Characterization of adrenoceptors involved in the electrogenic chloride secretion by cultured rat epididymal epithelium

1 Short‐circuit current (SCC) technique was used to study the adrenoceptors involved in the electrogenic chloride secretion by cultured cauda epididymal epithelium of rats. Stimulation of the epithelium with noradrenaline (primarily β 1 ‐adrenoceptor selective agonist), salbutamol (β 2 ‐adrenoceptor selective agonist) and adrenaline (non‐selective β‐adrenoceptor agonist) led to a rise in SCC. At a low chart‐speed (2 mm min −1 ), the response profile to these agonists consisted of a peak followed by a sustained response considerably higher than the basal SCC. 2 The EC 50 s (doses of agonist producing 50% maximum response) of noradrenaline, salbutamol and adrenaline were 300, 115 and 10 n m respectively.

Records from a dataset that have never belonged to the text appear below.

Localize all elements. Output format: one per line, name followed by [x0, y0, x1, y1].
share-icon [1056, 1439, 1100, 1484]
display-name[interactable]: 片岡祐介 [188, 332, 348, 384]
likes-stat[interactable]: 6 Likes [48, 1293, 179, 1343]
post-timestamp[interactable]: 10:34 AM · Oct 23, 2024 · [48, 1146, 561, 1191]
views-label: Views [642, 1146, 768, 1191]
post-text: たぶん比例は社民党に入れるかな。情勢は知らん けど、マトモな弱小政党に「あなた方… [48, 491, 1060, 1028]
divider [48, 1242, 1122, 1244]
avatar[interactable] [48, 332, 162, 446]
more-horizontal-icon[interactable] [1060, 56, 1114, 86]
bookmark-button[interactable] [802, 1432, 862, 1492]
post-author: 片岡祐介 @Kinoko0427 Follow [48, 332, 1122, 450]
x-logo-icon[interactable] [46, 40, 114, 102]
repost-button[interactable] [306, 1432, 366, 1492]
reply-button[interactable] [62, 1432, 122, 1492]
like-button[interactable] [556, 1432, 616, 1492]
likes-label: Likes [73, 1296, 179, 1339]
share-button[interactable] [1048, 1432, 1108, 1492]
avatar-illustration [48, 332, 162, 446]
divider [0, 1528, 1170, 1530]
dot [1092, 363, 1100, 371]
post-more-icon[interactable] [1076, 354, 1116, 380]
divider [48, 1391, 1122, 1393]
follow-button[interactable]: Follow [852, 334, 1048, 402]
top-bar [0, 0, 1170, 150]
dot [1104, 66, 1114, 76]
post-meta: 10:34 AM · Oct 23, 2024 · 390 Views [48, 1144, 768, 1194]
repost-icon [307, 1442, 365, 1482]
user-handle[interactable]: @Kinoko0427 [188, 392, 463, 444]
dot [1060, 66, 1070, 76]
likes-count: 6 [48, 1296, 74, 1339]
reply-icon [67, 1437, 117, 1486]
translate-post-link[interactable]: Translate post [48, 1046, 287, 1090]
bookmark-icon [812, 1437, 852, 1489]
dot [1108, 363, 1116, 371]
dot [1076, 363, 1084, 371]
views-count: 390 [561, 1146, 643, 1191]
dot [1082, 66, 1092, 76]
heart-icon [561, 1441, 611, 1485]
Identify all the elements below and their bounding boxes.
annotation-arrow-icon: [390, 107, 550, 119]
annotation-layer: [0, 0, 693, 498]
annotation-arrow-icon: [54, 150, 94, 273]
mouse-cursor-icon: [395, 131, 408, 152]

Pretreating the tissues with 1 μ m atenolol (β 1 ‐selective antagonist) and 10 μ m butoxamine (β 2 ‐selective antagonist) shifted the dose‐response curves of noradrenaline (shifted EC 50 = 4000 n m ) and salbutamol (shifted EC 50 = 1050 n m ) to the right. Atenolol (1 μ m ) and butoxamine (10 μ m ) shifted the dose‐response curve of adrenaline to the right with new EC 50 s of 30 n m and 115 n m , respectively. 3 The rapidly rising phase of the SCC response to noradrenaline and adrenaline observed at low chart‐speed consisted of a brief and transient retraction followed by a rebound increase in SCC. At a high chart‐speed (1 mm s −1 ), the retraction and rebound phenomenon manifested as a fast initial spike which could be blocked by phentolamine (non‐specific α‐adrenoceptor antagonist) in a dose‐dependent fashion. Similar initial spikes were observed when the tissues were stimulated with phenylephrine (α 1 ‐selective agonist) but not with isoprenaline (non‐selective β‐agonist) or forskolin (activator of adenylate cyclase). The response of the initial spike triggered by noradrenaline was dose‐dependent and the EC 50 was 2000 n m . 4 The present study showed that the electrogenic chloride secretion by rat epididymis could be stimulated by α 1 , β 1 ‐ and β 2 ‐adrenoceptor agonists. The α 1 ‐mediated response had a faster onset and more transient action than the β‐counterpart. It is postulated that epididymal chloride secretion might be regulated by neural (noradrenaline‐mediated) and humoral (adrenaline‐mediated) controls and that the stimulus‐secretion coupling mechanisms might involve both Ca 2+ (α 1 ‐mediated response) and adenosine 3′:5′‐cyclic monophosphate (β‐mediated response) as intracellular second messengers.